At the conference’s conclusion, Catholic aid organizations urged church leaders to help publicize the hardships and sufferings caused by climate change.
“Governments are listening — they’re open to their constituencies and ready to hear a spiritual message about faith and morality,” said Markus Drake, spokesman for CIDSE, a Brussels-based alliance of 17 Catholic aid groups. “All faith-based organizations should be stepping in to provide this message and give stronger arguments to those ready to act, as well as connections with people around the world who are personally witnessing the effects of global warming.”

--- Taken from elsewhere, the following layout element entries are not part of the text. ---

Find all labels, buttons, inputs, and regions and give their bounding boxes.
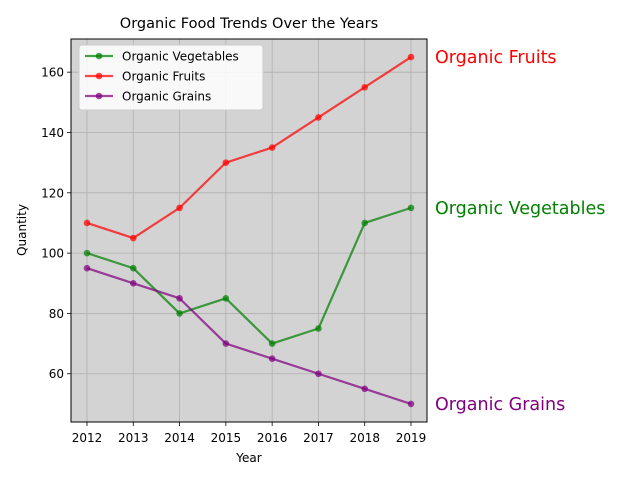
legend: Organic Vegetables Organic Fruits Organic … (78, 44, 264, 111)
data-point (361, 83, 369, 91)
end-label: Organic Vegetables (435, 199, 605, 219)
data-point (83, 219, 91, 227)
y-tick-label: 120 (41, 186, 64, 200)
data-point (315, 325, 322, 332)
legend-box (78, 44, 264, 111)
y-tick-label: 160 (41, 66, 64, 80)
data-point (268, 144, 276, 151)
x-axis-label: Year (235, 451, 261, 465)
y-axis-label: Quantity (15, 204, 29, 256)
x-tick-label: 2018 (349, 431, 380, 445)
data-point (83, 249, 91, 257)
data-point (222, 159, 230, 166)
data-point (407, 53, 415, 61)
legend-item: Organic Fruits (85, 70, 205, 84)
legend-marker (95, 92, 103, 100)
y-tick-label: 100 (41, 247, 64, 261)
data-point (407, 400, 415, 408)
legend-item: Organic Vegetables (85, 50, 239, 64)
legend-label: Organic Vegetables (122, 50, 239, 64)
series-0 (83, 204, 415, 347)
end-label: Organic Grains (435, 395, 565, 415)
data-point (268, 355, 276, 362)
chart-title: Organic Food Trends Over the Years (120, 16, 378, 32)
data-point (129, 279, 137, 287)
x-tick-label: 2012 (72, 431, 103, 445)
y-tick-label: 60 (49, 367, 64, 381)
series-line (86, 56, 412, 240)
data-point (222, 295, 230, 302)
data-point (129, 234, 137, 242)
data-point (176, 295, 183, 302)
axes-frame (70, 38, 428, 423)
series-line (86, 206, 412, 345)
x-tick-label: 2013 (118, 431, 149, 445)
series-1 (83, 53, 415, 242)
x-tick-label: 2014 (164, 431, 195, 445)
legend-item: Organic Grains (85, 90, 211, 104)
data-point (83, 264, 91, 272)
series-2 (83, 264, 415, 408)
x-tick-label: 2017 (303, 431, 334, 445)
data-point (407, 204, 415, 212)
data-point (315, 114, 322, 121)
data-point (361, 385, 369, 393)
y-tick-label: 140 (41, 126, 64, 140)
legend-marker (95, 52, 103, 60)
data-point (315, 370, 322, 378)
data-point (129, 264, 137, 272)
data-point (361, 219, 369, 227)
x-tick-label: 2019 (396, 431, 427, 445)
x-tick-label: 2015 (211, 431, 242, 445)
legend-marker (95, 72, 103, 80)
end-label: Organic Fruits (435, 48, 557, 68)
data-point (176, 204, 183, 212)
data-point (268, 340, 276, 347)
data-point (222, 340, 230, 347)
end-labels: Organic Vegetables Organic Fruits Organic … (435, 48, 605, 415)
legend-label: Organic Grains (122, 90, 211, 104)
y-tick-label: 80 (49, 307, 64, 321)
x-tick-label: 2016 (257, 431, 288, 445)
data-point (176, 310, 183, 317)
series-line (86, 267, 412, 405)
legend-label: Organic Fruits (122, 70, 205, 84)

Drake told Catholic News Service Nov. 20 that he hoped Catholics “still unconvinced about climate change” would be persuaded by recent findings, including a September assessment report by the Intergovernmental Panel on Climate Change that human activity was its “dominant cause.”
He added that many Catholic parishes worldwide were taking initiatives to help those affected and said he hoped aid agency warnings would now also be “picked up by church structures and institutions.”
Jean-Pascal van Ypersele, vice chairman of the IPCC, said the panel’s evidence had been accepted by all governments and 97 percent of world scientists, adding that “clear evidence” suggested Super Typhoon Haiyan, which wrecked the central Philippines Nov. 8, was linked to climate change. Van Ypersele is professor of climatology and environmental sciences at the Catholic University of Louvain and advises bishops in Europe and Asia.
Auxiliary Bishop Theotonius Gomes of Dhaka, Bangladesh, said he believed awareness was growing of the “justice and charity aspects” of climate change, and he urged churches to join “a new type of revolution of increasing spiritual and humanistic awareness.”
“Far from being an abstract, scientific issue, climate change is affecting real people in huge numbers,” said Bishop Gomes.
Connie Hedegaard, European commissioner for climate action, said she believed churches had a role to play in recalling the “forgotten spiritual dimension” underlying economic development and applying pressure “without waiting for political decisions.”
With participation by more than 190 governments, COP was seeking to lay the groundwork for a new deal on global emissions in 2015, while pressing developed countries to deliver on $100 billion already pledged annually under a Green Climate Fund to help developing countries adapt to climate change.
Among submissions to the summit, the World Health Organization estimated that climate change was already causing an additional 140,000 deaths annually. The World Bank said Nov. 18 the costs of “more extreme weather related to a warming planet” were set to grow, with developing countries “bearing the brunt” from floods, storms and droughts.
The report said annual economic losses had risen from $50 billion in the 1980s to almost $200 billion in the last decade, while the world had lost 2.5 million people because of climate-related natural disasters.
Drake told CNS that CIDSE members would bring a “southern voice” from Asia, Africa and Latin America to meetings with government and parliamentary delegations at COP. The organization planned to carry an “honest, clear message from people affected by climate change” to a Nov. 21 side event with the World Council of Churches, which said in an early November statement that faith communities had “reached consensus in addressing the climate change crisis.”